“El conocimiento es un amigo mortal
cuando nadie pone las reglas.
La suerte de toda la humanidad que veo,
está en manos de tontos”.
Cuando una palabra se usa con frecuencia, podemos caer en el error de reducir su contenido semántico a una de sus acepciones, dejando a un lado otras que tienen el mismo o mayor grado de relevancia. Esto sucede con el concepto de “corrupción” (y sus adjetivos), el cual hemos circunscrito al ámbito de las organizaciones, públicas o privadas, cuando se produce dentro de ellas la utilización de las funciones y medios disponibles para la obtención de beneficios económicos, o de poder, por parte de sus gestores o de personas con capacidad de decisión o de influencia.
El uso indiscriminado del término sobre estas prácticas “perversas” con las que algunas personas han engrosado su patrimonio personal a costa del erario público o con fuentes de financiación dudosas o fraudulentas, impide que reparemos en el resto de significados. Etimológicamente, corromper quiere decir “romper junto” y hace referencia a la desnaturalización de algo cuando éste actúa no regido por el fin que le impone su naturaleza, sino en función de un fin ajeno (J.J. Gilli).

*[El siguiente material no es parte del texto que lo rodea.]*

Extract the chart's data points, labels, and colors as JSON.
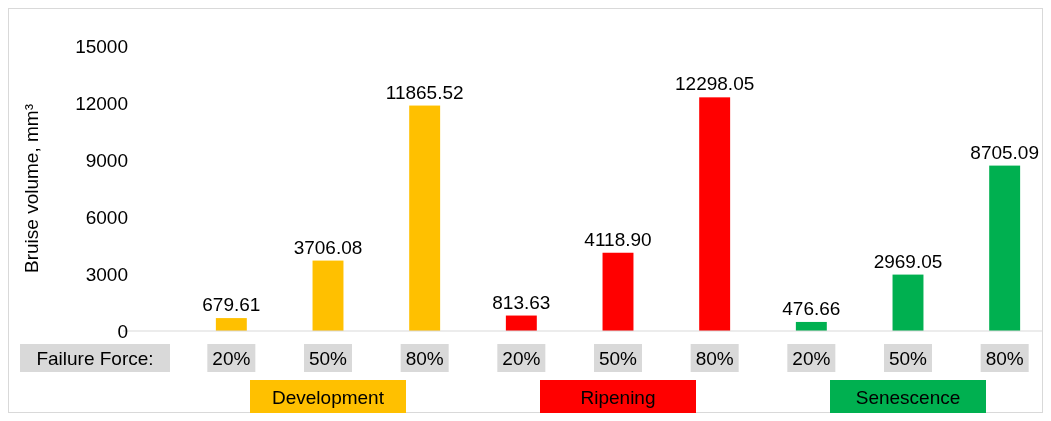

Desde el punto de vista normativo, no todas las prácticas corruptas están contempladas en el código penal, lo que las situaría en el marco de la ilegalidad, pero necesariamente sí que están en el ámbito de las normas éticas que rigen el comportamiento y las relaciones de los individuos dentro de cualquier colectivo, sea empresarial, político o social, conlleven beneficios económicos o de otra naturaleza.
Los casos de corrupción que podamos recordar en este instante saltaron a los medios de comunicación por haberse violado la legalidad vigente y porque, en general, fueron protagonizados por quienes aprovecharon su posición, como representantes públicos o gestores de capitales que les fueron delegados, para enriquecerse o favorecer a terceros de los que, además, pudieron obtener otras prebendas. Pero existen otros actos igualmente corruptos que no violan la legalidad vigente, pero vulneran normas informales como la estabilidad de un grupo social, el bienestar y el progreso general o de una comunidad, el condicionamiento del desarrollo económico de una ciudad o de un país, la sostenibilidad de un entorno, etc.
Entre estos últimos podemos encontrar los que tienen lugar en el terreno de la política, cuando el desempeño de las funciones que el pueblo otorga a sus representantes no se corresponde con la búsqueda del bien común sino con la satisfacción de intereses personales o partidistas, cuyas consecuencias implican poner en duda la credibilidad de las instituciones o la finalidad de los gobiernos. Y, sobre todo, perjudican el futuro de los ciudadanos que no solo depositan su confianza en ellos, sino que además contribuyen con sus impuestos al sostenimiento económico de sus gobernantes.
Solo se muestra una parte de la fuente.